In European rail and travel marketing, turning an abstract promise like “escape” into a public, physical moment helps people imagine the journey instantly.

Why the red button is the real interface

The button turns travel intent into an action you can perform in one second. That matters because it removes hesitation. You do not need to “plan” to participate. You only need curiosity, and the street does the rest.

Extractable takeaway: When your promise is intangible, make the first step a one-second action that people can try without planning, then let the payoff do the explaining.

What the campaign is really proving for Voyages-sncf.com

This is not about a single destination. It is about choice and immediacy. The idea says: if you can decide on the spot, you can book on the spot. The mock ticket detail pushes the story from spectacle into something you can take away and show.

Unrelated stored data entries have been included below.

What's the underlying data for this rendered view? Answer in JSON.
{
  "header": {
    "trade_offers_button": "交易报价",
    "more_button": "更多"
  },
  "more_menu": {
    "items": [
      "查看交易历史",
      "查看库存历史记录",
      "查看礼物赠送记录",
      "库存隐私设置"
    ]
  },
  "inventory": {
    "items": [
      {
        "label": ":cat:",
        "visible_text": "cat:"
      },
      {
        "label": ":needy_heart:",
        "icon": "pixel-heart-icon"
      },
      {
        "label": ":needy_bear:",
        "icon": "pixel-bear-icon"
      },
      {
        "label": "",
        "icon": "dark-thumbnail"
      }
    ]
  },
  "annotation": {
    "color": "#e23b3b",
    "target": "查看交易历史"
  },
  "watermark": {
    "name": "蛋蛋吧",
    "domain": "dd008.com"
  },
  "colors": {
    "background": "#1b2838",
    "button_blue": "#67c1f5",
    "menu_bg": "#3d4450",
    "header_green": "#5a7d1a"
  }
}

The real question is whether your service promise can be compressed into one action people will try without needing more information.

This kind of one-action interface is worth copying when you need to turn curiosity into intent fast.

Moves to borrow from the red-button mechanic

  • Reduce the interaction to one decision. One button is better than a menu when you need street participation.
  • Make the reward visible to bystanders. If spectators can understand the payoff, the crowd recruits the next person.
  • Personalize the outcome fast. A destination choice and a ticket-like takeaway make the moment feel “mine”.
  • Bridge offline to online without forcing it. A first-person online version extends reach without changing the story.

A few fast answers before you act

What is “The Escape Service” for Voyages-sncf.com?

It is a public pop-up experience where a black box invites people to press a red button, choose a destination, and trigger a surprise celebration that dramatizes the idea of escaping by train.

Why use a red button and a box?

Because it is self-explanatory. A single button removes friction and creates a clear before-and-after moment that people remember and film.

What makes this more than a stunt?

The mechanic maps cleanly to the service promise: pick a destination and go. The mock ticket detail turns the experience into a personal travel intent, not only entertainment.

How does this support online booking?

It makes “decide and book” feel effortless. The film’s first-person online extension reinforces that the same impulse can continue digitally.

What is the transferable lesson for service marketing?

When your product is intangible, build a physical interface that compresses the benefit into one action and one memorable payoff.